Content generation technique

Alrighty. So few people despise content creation as much as myself. While I do have a trick or two I will be hording to myself, I thought I'd share the basics methods of content generation, and the things you should look into if you want to create an engine that's bringing it up to the next level.

  1. The Text Jumble
    Scraped from different sources, recombining text of randomally sized blocks(2-6 words) is a decent way to create text, so long as no one will ever see it(cloaking), and so long as the search engines don't get any better at recognizing proper language patterns. There's not much to say on this one, so I'll leave it for now. It's the basic entry level of content generation, and rarely makes a coherent sentence.
  2. Markov/String Permutations
    I've been told this is the concept behind Markovs, so I'll call it that. I know the concept better than I know the name
    This is a common way of generating semi coherent text, and has the greatest possibility for the future, if made more intelligent. Here's the concept.
    1. Scrape lots and lots of data on a given topic. Arrange it by sentence.
    2. Select a random start word from your sentences.
    3. Search through your for all the words that come AFTER that word, and append a random word.
    4. Rinse, lather, repeat.

    The end result is a bunch of text that is somewhat coherent, but still obviously generated. So let's take a look at how to expand on this, and make it more readable.

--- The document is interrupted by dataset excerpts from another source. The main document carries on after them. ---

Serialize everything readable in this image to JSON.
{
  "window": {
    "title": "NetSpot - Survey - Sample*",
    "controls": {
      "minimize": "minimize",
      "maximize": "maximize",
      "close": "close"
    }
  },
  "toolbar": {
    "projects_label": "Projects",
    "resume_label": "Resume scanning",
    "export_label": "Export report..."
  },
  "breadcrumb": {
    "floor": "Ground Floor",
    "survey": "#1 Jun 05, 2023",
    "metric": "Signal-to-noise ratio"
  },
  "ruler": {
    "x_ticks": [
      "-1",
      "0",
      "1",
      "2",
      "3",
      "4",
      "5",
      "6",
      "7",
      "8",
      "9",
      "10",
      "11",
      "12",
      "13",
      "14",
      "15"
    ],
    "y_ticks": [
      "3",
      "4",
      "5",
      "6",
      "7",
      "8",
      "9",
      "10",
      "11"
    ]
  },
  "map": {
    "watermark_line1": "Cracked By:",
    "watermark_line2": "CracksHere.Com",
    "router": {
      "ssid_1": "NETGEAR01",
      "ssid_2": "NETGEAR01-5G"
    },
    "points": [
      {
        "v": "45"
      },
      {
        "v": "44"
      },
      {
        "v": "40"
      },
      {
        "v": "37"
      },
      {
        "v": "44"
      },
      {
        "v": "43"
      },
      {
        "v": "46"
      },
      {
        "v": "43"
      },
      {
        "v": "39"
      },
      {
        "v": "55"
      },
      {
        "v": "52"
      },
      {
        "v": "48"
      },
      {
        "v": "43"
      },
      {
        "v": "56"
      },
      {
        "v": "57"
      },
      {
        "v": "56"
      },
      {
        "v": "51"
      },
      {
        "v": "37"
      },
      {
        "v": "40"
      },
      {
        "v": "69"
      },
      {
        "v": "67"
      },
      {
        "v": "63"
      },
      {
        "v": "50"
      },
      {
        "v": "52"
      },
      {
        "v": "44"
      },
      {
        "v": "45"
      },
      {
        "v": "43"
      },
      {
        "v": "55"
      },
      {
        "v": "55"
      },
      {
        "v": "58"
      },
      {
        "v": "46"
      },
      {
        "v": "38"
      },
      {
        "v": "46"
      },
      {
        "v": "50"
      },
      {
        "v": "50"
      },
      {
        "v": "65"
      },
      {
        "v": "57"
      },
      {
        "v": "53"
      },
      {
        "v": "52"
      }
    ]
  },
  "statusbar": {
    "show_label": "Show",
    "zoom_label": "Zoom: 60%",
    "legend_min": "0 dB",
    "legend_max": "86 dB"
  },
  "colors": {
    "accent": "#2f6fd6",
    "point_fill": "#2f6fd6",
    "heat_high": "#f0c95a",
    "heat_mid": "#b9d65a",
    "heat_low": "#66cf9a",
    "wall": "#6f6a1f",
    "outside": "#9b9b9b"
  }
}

    • Fix capitalization. This is an easy one to do.
    • Maintain proper tense. If you do not doing this, then your content had easily looked like this did.
      • Either load a dictionary of these up, or do your best at adding/removing the proper endings. Sometimes searching Google for your attempt can reveal the proper spelling for irregular words.
    • If you're feeling especially zesty, note the type of word each is(verb, adjective, noun, etc). Note the combinations of these that is normally sensical, and try to recreate it like that.
    • Break up by paragraph as well as sentence. That way, you can weight the randomization by not only if the word is there, but if the paragraph is similar to the one you've already created. If you don't have enough data for this though, you'll edn up with very, very similar lines.
  3. The Synonym Switch
    This solution is the one many arrive at logically first. All it is is looking up synonyms in an online thesaurus, and swapping out the current word for another one.
    HOWEVER be warned. There's a lot of synonyms no longer in use, or rarely used. As a result, your text can come out very footprintable, and sounding as if a mixture between a thug and Shakespeare wrote it. A good way to offset this affect is to search for each keyword on Google(store this in a database, so you only have to do it once and can space out search times), and record the number of hits. Weight the algorithm deciding which word to swap in according to how many results it got. This will help you only get more common synonyms.

Combining the Processes
Combining these(errr #2 and #3) is a pretty decent way to create unique content without the hassle of writing. However, they are quite CPU intensive, so don't say I didn't warn you!

The largest issue with writing proper text automatically is that it's hard to scale. Not enough content. To supplement website scrapes, make use of all the free text out there. Project Gutenberg is a good resource(17k books with expired US copyrights, free for download). Cliffnotes. Wikipedia. Random ebooks on emule/bittorrent. RSS. Newspaper articles. Even scrapes of lyrics sites. There's a lot of organized data out there, and all of it can be used. Give it a go.